Shimla: Shortcomings in the current industrial policy has made Confederation of Indian Industry ask the Himachal government to update its 9 year old policy and bring it at par with neighbouring states.
Talking to the media, CN Dhar, vice-president CII (Himachal Chapter) pointed out that Punjab had recently updated its 2009 industrial policy at CII’s behest. “Himachal industrial policy was released in 2003 and needed to updated too,” he said.
Mentioning the interaction with union commerce and industry minister Anand Sharma on Wednesday, Dhar said that the minister had assured industry of restoring capital subsidy upto Rs 30 lakh that was earlier withheld by the centre on starting second, third and other units by an industrial house.
He said that the pace of industrialization had slowed down after withdrawal of tax incentives but the industries were not moving out because of lack of the industrial package.
Making a comparison with Uttarakhand, he said that Himachal too needed to invest in quality infrastructure for attracting more investments like its neighbouring state.

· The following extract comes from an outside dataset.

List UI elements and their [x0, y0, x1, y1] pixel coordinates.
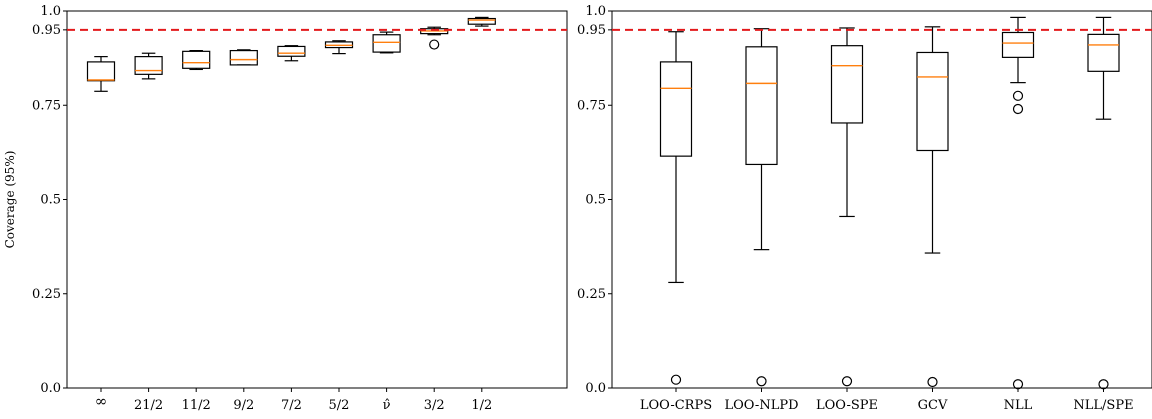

Lack of air and rail connectivity and bad road with heavy traffic definitely hamper industrial growth and tourism. The state needs to spend on improving infrastructure, said Dhar.
He also pointed out that it was a myth that Himachal had surplus power with low tariff. Though there is no power shortage but during peak hours there are restrictions.
The chamber also expressed concern about 740 projects pending approval with the
Dhar was mentioned that the chamber was impressing upon its members to mark 2 percent of their profit towards Corporate Social Responsibility activities.
To a query about Rs 100 Cr green fine imposed on Jaiprakash Associates Ltd (JAL) for violating environmental laws, Dhar said all industrial houses needed to adhere to environmental laws.
He added that though JAL was not a member of CII but the chamber advocates the principal of sustainable development and protecting environment remained a prime concern.